Pho Binh Minh (PBM from here on) is a tiny little six table Vietnamese restaurant in Louisville that I never would have found without the help of the local food forums Louisville HotBytes. While poking through a thread asking people for their opinions on ‘Best Sandwich in Louisville’, I noticed several people mentioned something called a banh mi at PBM and I figured if other foodies in town thought it was that good, I needed to go check it out.

I dropped by for a quick lunch the next day, and the rest is delicious, addictive history.

I could ramble on with a Wikipedia-based dissertation about the origins of banh mi and how it came to be, but I wouldn’t be sharing any actual knowledge with anyone because prior to looking it up, I had no idea about any of that.

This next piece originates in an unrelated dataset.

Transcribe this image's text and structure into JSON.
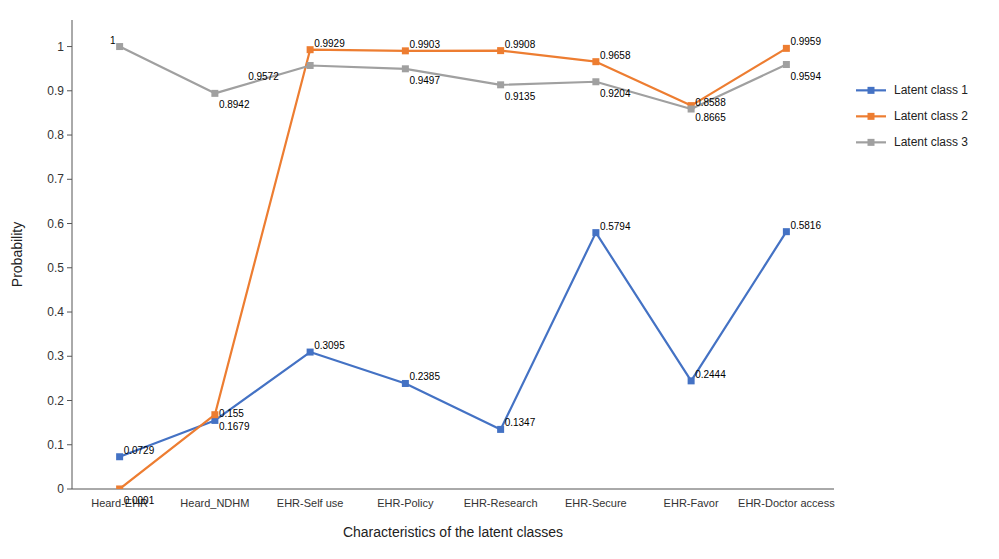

Rather than regurgitate someone else’s information, I’m going to go with the simple platform of ‘I like it, I wanted to make it, so I did’ and go from there.

Being my first time making this particular dish, I relied quite a bit on the internet for ideas and inspiration in order to not make a complete and total disaster of the thing. Pickled daikon and carrots for a condiment were way out of my league, so the handy recipe at VietWorldKitchen.com was a life saver, and the base for the marinade used on the beef was modified from one for Vietnamese grilled beef @  Tranfamilies.com .

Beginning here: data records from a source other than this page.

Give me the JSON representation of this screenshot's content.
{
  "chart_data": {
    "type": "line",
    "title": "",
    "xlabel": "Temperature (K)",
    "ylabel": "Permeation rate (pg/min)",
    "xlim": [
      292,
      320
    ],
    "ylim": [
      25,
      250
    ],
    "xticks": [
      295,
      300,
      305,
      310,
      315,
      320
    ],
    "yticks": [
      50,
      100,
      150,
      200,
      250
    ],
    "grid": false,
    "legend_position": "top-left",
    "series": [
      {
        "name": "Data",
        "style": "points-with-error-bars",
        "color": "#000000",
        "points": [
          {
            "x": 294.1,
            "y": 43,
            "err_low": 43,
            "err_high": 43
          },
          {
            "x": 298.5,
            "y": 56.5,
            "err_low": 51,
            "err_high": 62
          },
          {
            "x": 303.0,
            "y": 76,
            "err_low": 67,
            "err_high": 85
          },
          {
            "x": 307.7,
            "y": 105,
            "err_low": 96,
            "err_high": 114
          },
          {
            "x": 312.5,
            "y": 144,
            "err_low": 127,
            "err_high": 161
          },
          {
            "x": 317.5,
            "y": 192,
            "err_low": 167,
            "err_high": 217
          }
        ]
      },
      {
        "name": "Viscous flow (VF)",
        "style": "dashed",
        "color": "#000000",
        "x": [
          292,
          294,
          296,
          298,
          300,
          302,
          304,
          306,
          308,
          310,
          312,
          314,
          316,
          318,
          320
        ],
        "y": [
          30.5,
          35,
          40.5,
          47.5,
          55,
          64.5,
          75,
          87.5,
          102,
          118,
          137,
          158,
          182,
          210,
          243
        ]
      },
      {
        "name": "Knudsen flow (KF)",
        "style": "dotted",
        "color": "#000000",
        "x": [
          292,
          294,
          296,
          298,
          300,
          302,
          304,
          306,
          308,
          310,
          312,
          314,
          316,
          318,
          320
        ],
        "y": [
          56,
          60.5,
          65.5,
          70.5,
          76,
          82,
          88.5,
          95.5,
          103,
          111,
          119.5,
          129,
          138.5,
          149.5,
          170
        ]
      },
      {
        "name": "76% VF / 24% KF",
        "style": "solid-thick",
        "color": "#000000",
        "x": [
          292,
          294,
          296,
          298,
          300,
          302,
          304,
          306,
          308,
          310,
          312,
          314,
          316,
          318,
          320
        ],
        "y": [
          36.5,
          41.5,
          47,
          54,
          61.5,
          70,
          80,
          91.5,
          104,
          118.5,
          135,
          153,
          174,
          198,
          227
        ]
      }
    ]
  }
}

Naturally, I modified things a little to give it my own twist, but by no means did I come up with all this on my own.

What I ended up with was, in my opinion, better than the sandwiches at PBM that I have become so addicted to over the past year. The Vietnamese-style baguettes at PBM are definitely lighter and crunchier than the French ones I had, but the flavors in my sandwich were much more appealing to me overall.

A perfect blend of salty, spicy, and tangy, this recipe is definitely going to be a keeper.